ただ、見つからないように背を縮めて机や椅子の影に隠れようとする。
恐怖で息を荒げそうになるも、必死に抑えて息を殺す。
ちょっとでも大きな音を立ててしまえば、すぐにこちらに気づいてしまうことは明白だった。
足の震えは止まない。
冷たい手で心臓を鷲掴みにされているかのようであった。
ニュイは蹲ったまま耐え続けた。
――そして、ニュイはふと目を開けて辺りの様子をゆっくりと見渡す。
さっきまで半開きであった部屋のドアが全開している。どうやら、怪物はこの部屋から出て行ったらしい。

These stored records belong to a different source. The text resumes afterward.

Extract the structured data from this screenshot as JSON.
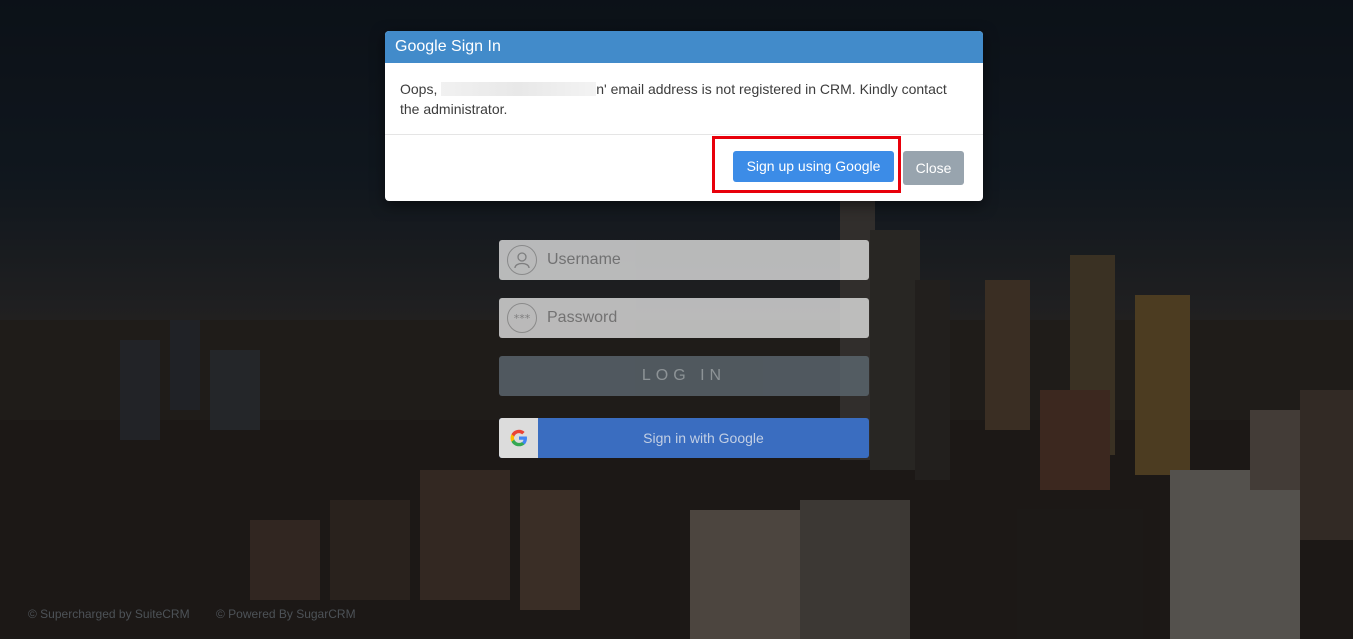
{
  "modal": {
    "title": "Google Sign In",
    "message_prefix": "Oops, ",
    "message_suffix": "n' email address is not registered in CRM. Kindly contact the administrator.",
    "signup_label": "Sign up using Google",
    "close_label": "Close"
  },
  "login": {
    "username_placeholder": "Username",
    "password_placeholder": "Password",
    "password_icon_text": "***",
    "login_label": "LOG IN",
    "google_label": "Sign in with Google"
  },
  "footer": {
    "supercharged": "© Supercharged by SuiteCRM",
    "powered": "© Powered By SugarCRM"
  },
  "colors": {
    "modal_header": "#428bca",
    "primary_button": "#3c8ce7",
    "close_button": "#98a4ae",
    "highlight": "#e8000b",
    "google_button": "#3a6dc0"
  },
  "icons": {
    "username": "user-icon",
    "password": "password-dots-icon",
    "google": "google-g-icon"
  }
}
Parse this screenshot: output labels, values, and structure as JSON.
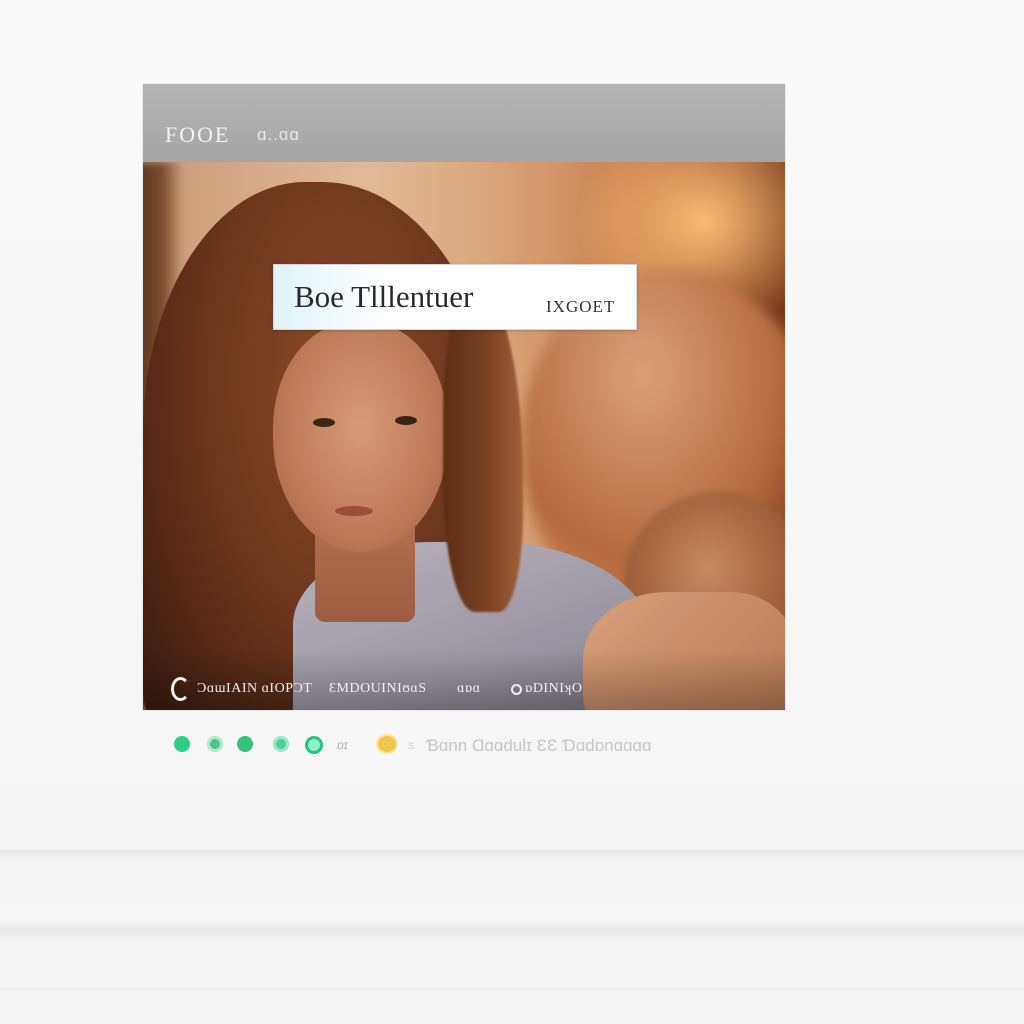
{
  "window": {
    "title": "FOOE",
    "subtitle": "ɑ..ɑɑ"
  },
  "video": {
    "caption_main": "Boe Tlllentuer",
    "caption_sub": "IXGOET",
    "controls": {
      "time_label": "ƆɑɯIAIN ɑIOPƆT",
      "title_label": "ƐMDOUINIʊɑS",
      "misc_label": "ɑɒɑ",
      "rate_label": "ɒDINIʞO"
    }
  },
  "status": {
    "dots": [
      {
        "color": "#2dcf88"
      },
      {
        "color": "#50c090"
      },
      {
        "color": "#33c27a"
      },
      {
        "color": "#42d49a"
      },
      {
        "color": "ring"
      }
    ],
    "small_label": "ɒɪ",
    "warning_color": "#f0c64a",
    "separator": "s",
    "text": "Ɓɑnn Ɑɑɑdulɪ ƐƐ Ɗɑdɒnɑɑɑɑ"
  }
}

ニュイは呼吸を整えて、今起こったことを振り返ろうとする。
「……なんだったんだ?あのバケモノは…」
あれが、睡蓮の言っていた館の番犬か、とニュイは身震いする。
大蛇のような体躯に、蜘蛛のような節足を携えた未知のバケモノ――
思い出すだけで、全身を巡る震えは止まずに、ニュイはその場で蹲ってしまう。
次にあの怪物と遭遇することがあれば、確実に殺されることが目に見えていた。
ウツボカヅラの大男と違って、走っても逃げ切れる相手じゃない。ならば、部屋で待機して朝まで安全に過ごすべきだと、そうしたい気持ちが何度も湧いた。
――だが、ニュイの頭にはフルールの姿が何度も頭に過ぎった。
ニュイは、震える手で右ポケットにあるフルールの髪飾りをそっと優しく握りしめた。心が挫けてしまわないように、フルールの姿を思い描いた。
すると、少しだけ沸々と勇気が心の奥底から湧いてくるのをニュイは感じた。
「それでも。フルールを、助けなくちゃ」
恐怖で震える足に力を込めて、ニュイは物置部屋を後にする。
――壁に凭れ掛かり、窓から外の景色を見上げれば、月が微笑むように淡く光り輝いていた。